Replace every copy of x with -x/9

[tex]\displaystyle e^{\text{x}} = \sum_{n=0}^{\infty}\frac{\text{x}^n}{n!}\\\\\\\displaystyle e^{-\text{x}/9} = \sum_{n=0}^{\infty}\frac{\left(-\text{x}/9\right)^n}{n!}\\\\[/tex]

Then multiply both sides by 6

[tex]\displaystyle e^{-\text{x}/9} = \sum_{n=0}^{\infty}\frac{\left(-\text{x}/9\right)^n}{n!}\\\\\\\displaystyle 6e^{-\text{x}/9} = 6\sum_{n=0}^{\infty}\frac{\left(-\text{x}/9\right)^n}{n!}\\\\\\\displaystyle 6e^{-\text{x}/9} = \sum_{n=0}^{\infty}\frac{6\left(-\text{x}/9\right)^n}{n!}\\\\\\[/tex]

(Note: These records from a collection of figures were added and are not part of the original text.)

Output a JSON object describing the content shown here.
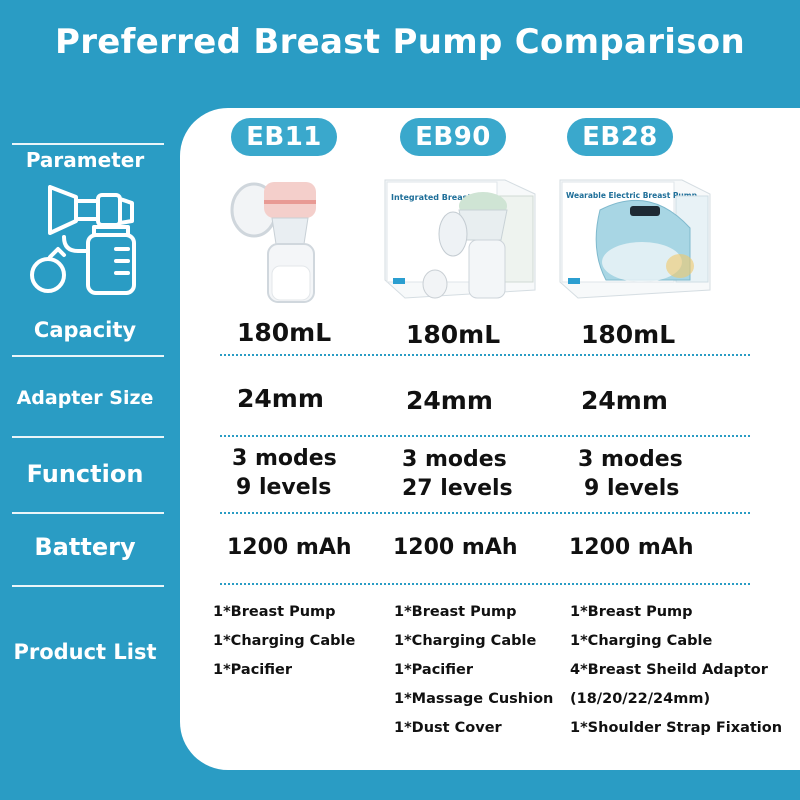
{
  "title": "Preferred Breast Pump Comparison",
  "colors": {
    "primary": "#2a9cc4",
    "pill": "#3aa8cc",
    "panel": "#ffffff"
  },
  "sidebar": {
    "parameter": "Parameter",
    "capacity": "Capacity",
    "adapter_size": "Adapter Size",
    "function": "Function",
    "battery": "Battery",
    "product_list": "Product List"
  },
  "products": [
    {
      "model": "EB11",
      "capacity": "180mL",
      "adapter": "24mm",
      "modes": "3 modes",
      "levels": "9 levels",
      "battery": "1200 mAh",
      "list": [
        "1*Breast Pump",
        "1*Charging Cable",
        "1*Pacifier"
      ]
    },
    {
      "model": "EB90",
      "box_label": "Integrated Breast Pump",
      "capacity": "180mL",
      "adapter": "24mm",
      "modes": "3 modes",
      "levels": "27 levels",
      "battery": "1200 mAh",
      "list": [
        "1*Breast Pump",
        "1*Charging Cable",
        "1*Pacifier",
        "1*Massage Cushion",
        "1*Dust Cover"
      ]
    },
    {
      "model": "EB28",
      "box_label": "Wearable Electric Breast Pump",
      "capacity": "180mL",
      "adapter": "24mm",
      "modes": "3 modes",
      "levels": "9 levels",
      "battery": "1200 mAh",
      "list": [
        "1*Breast Pump",
        "1*Charging Cable",
        "4*Breast Sheild Adaptor",
        "(18/20/22/24mm)",
        "1*Shoulder Strap Fixation"
      ]
    }
  ]
}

If you wanted, you could expand things out a bit

[tex]\displaystyle 6e^{-\text{x}/9} = \sum_{n=0}^{\infty}\frac{6\left(-\text{x}/9\right)^n}{n!}\\\\\\\displaystyle 6e^{-\text{x}/9} = \frac{6\left(-\text{x}/9\right)^0}{0!} + \frac{6\left(-\text{x}/9\right)^1}{1!} + \frac{6\left(-\text{x}/9\right)^2}{2!} + \frac{6\left(-\text{x}/9\right)^3}{3!} + \cdots[/tex]

[tex]\displaystyle 6e^{-\text{x}/9} = 6 - \frac{2}{3}\text{x} + \frac{1}{27}\text{x}^2- \frac{1}{729}\text{x}^3 + \cdots[/tex]

This matches what we found in the previous section.